You can then explicitly prove the Jordan curve theorem in an ugly way using winding number, and construct the winding number yourself, using your favorite homegrown method. This will make the proofs in the textbook obvious and intuitive, although they will be annoying, because you will think they are obscuring something simple for no good reason.

To generalize to higher dimension, you need to learn how to define homology, so that you know the abelian notion of sphere-winding. This is NOT equivalent to sphere-onto-sphere homotopy classification, but it's the same thing when the spheres are equal dimension, and it's the "right" thing to study anyway, in that it is more regular, and any computation of homotopy proceeds through homology in any case. When you are finished, you have an ugly personal proof, but this is not the main goal. The personal proof has made all the literature stuff clear, because you see it is just standardizing the personal proof so that it can be applied without thinking to a large number of cases, and in a way that is completely standard between different authors.

This is the thing that makes mathematics difficult. The ideas can only be discovered by a personal process of ugly construction and half-baked personal proofs, but the final result is an elegant machinary, that you can learn in a half-assed way by studying the formal proof, without understanding any of it. The goal of mathematics education is to force you to break down and reconstruct all the theorems for yourself.

The easiest way to do this is simply to explain theorems to others. You can do this through teaching, you can also explain it to yourself, close the book, and present the theorem on your own, with no notes.

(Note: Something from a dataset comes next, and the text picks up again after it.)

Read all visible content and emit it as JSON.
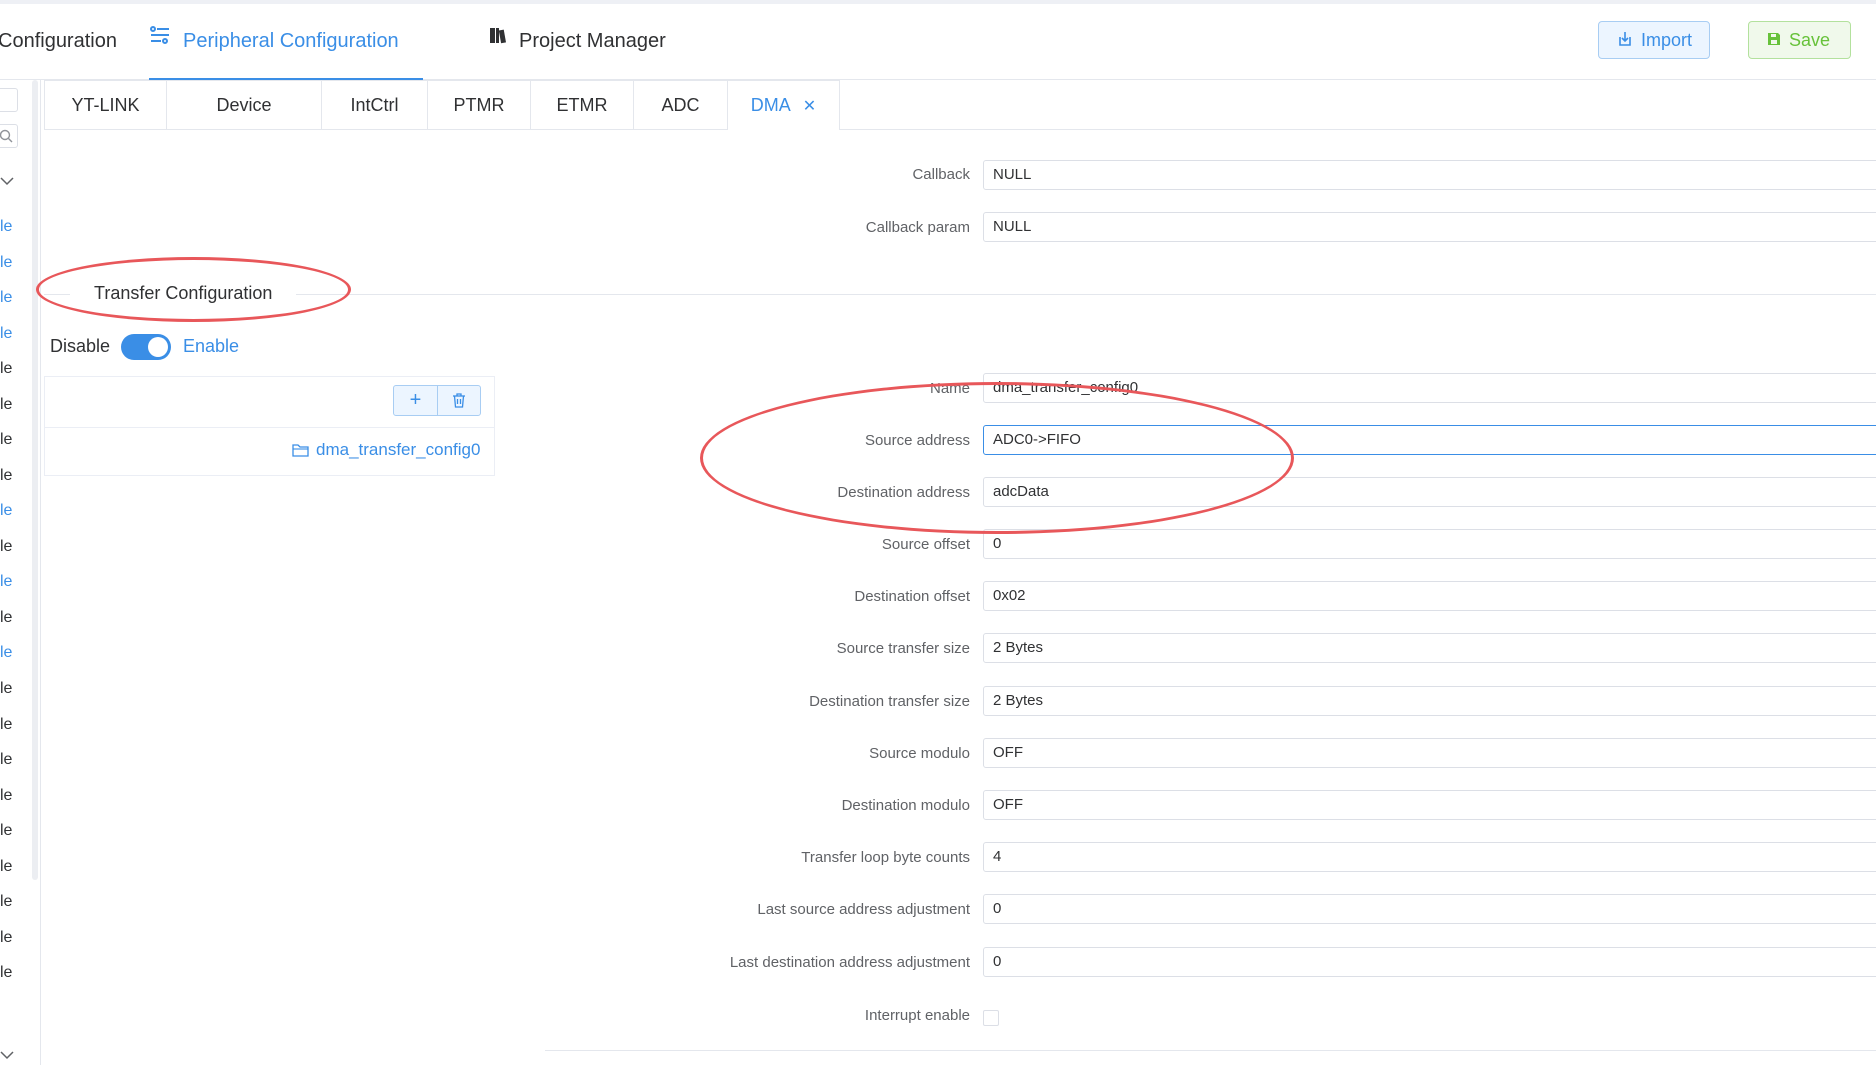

The mathematicians hide their concepts through this mechanism, but they expect each other to unhide their theorems, by reconstructing it themselves. The mathematicians have some historical presentations too, which help with things that have acquired modern obfuscation.

Also, you shouldn't bother with some theorems which are just make-work. For example, in knot theory, there is a notion of "isotopy" which is difficult to make precise, but whose only purpose is to prove that the reidemeister moves are fine for computing knot-motions. You should learn how to do the differentiable case, because it is easy and is the motivating thing, but the generalizations to the continuous case are not so insightful, and generally serve as make-work for mathematicians who are at the moment unable to find a new idea.

You also need to get over the hump of the political bullshit. So you need to learn infinitesimals, constructive/Soviet mathematics, ordinal analysis, and all the secret things that are politicially hidden. But this doesn't take long. You also need to trust your own intuition, because it is easy to snow a person with a lot of complicated symbols that don't mean anything. If you are intellectually honest, it is easy to ask questions and figure out what the gibberish means, and then it stops being gibberish.